Abstract: This tutorial will introduce you to the wonderful world of Bayesian data science through the lens of probabilistic programming in Python. In the first half of the tutorial, we will introduce the key concepts of probability distributions via hacker statistics, hands-on simulation, and telling stories of the data-generation processes. We will also cover the basics of joint and conditional probability, Bayes' rule, and Bayesian inference, all through hands-on coding and real-world examples. In the second half of the tutorial, we will use a series of models to build your familiarity with PyMC3, showcasing how to perform the foundational inference tasks of parameter estimation, group comparison (for example, A/B tests and hypothesis testing), and arbitrary curve regression. By the end of this tutorial, you will be equipped with a solid grounding in Bayesian inference, able to write arbitrary models, and have experienced basic model checking workflow.
After attending this tutorial, participants will:
* have a solid foundation of probability viewed through the lens of computational simulation and see how probability distributions can be matched to real-world data generating processes.
* understand how to use `numpy.random` to simulate draws from a probability distribution, use those simulations to calculate summary statistics, and use those summary statistics in testing hypotheses against data in a Bayesian fashion.

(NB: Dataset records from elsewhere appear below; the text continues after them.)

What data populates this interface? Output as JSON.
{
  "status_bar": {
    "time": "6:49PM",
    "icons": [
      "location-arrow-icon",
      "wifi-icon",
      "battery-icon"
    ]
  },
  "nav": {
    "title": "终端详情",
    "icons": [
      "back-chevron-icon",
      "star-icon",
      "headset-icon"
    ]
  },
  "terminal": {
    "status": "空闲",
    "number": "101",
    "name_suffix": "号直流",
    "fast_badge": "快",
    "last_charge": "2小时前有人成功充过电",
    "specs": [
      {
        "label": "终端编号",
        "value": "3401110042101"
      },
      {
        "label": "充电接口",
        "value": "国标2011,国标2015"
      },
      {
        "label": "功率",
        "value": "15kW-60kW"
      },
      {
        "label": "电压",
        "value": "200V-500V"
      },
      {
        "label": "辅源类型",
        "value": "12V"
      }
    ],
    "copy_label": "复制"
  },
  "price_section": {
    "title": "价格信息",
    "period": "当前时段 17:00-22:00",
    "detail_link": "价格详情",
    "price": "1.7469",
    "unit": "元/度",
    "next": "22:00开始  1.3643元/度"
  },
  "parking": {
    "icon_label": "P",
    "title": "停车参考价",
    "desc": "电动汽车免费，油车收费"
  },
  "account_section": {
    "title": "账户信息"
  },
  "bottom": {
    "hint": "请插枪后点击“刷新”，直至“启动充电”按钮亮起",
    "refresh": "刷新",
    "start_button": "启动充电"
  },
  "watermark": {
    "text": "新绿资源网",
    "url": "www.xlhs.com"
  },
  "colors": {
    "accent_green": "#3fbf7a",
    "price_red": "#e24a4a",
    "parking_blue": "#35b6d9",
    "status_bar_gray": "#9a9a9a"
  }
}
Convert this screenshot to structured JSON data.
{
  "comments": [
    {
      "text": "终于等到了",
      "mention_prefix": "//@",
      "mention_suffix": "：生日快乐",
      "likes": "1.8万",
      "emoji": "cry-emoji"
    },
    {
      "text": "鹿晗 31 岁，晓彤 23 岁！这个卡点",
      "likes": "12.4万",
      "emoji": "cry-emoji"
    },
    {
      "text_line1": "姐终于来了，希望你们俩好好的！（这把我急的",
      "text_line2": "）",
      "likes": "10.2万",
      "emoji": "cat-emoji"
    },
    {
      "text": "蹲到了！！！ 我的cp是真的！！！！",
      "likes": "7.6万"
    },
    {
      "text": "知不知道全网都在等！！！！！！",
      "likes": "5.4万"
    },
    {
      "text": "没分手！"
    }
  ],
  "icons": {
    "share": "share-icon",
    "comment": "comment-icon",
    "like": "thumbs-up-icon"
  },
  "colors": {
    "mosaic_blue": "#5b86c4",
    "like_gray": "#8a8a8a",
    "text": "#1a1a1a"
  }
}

* understand how to use the probabilistic programming language PyMC3 to build arbitrary statistical models.
* be able to build and validate statistical models in a robust and principled fashion.
It would help if you knew:
* programming fundamentals and the basics of the Python programming language (e.g., variables, for loops);
* a bit about pandas and DataFrames;
* a bit about Jupyter Notebooks;
* your way around the terminal/shell.
However, I have always found that the most important and beneficial prerequisite is a will to learn new things so if you have this quality, you'll definitely get something out of this code-along session.
Bio: Hugo Bowne-Anderson is Head of Data Science Evangelism and VP of Marketing at Coiled, a company that makes it simple for organizations to scale their data science and machine learning in Python. He has extensive experience as a data scientist, educator, evangelist, content marketer, and a data strategy consultant at DataCamp, the online education platform for all things data. He also has experience teaching basic to advanced data science topics at institutions such as Yale University and Cold Spring Harbor Laboratory, conferences such as SciPy, PyCon, and ODSC and with organizations such as Data Carpentry. He has developed over 30 courses on the DataCamp platform, impacting over 500,000 learners worldwide through his own courses. He also created the weekly data industry podcast DataFramed, which he hosted and produced for 2 years. He is committed to spreading data skills, access to data science tooling, and open-source software, both for individuals and the enterprise.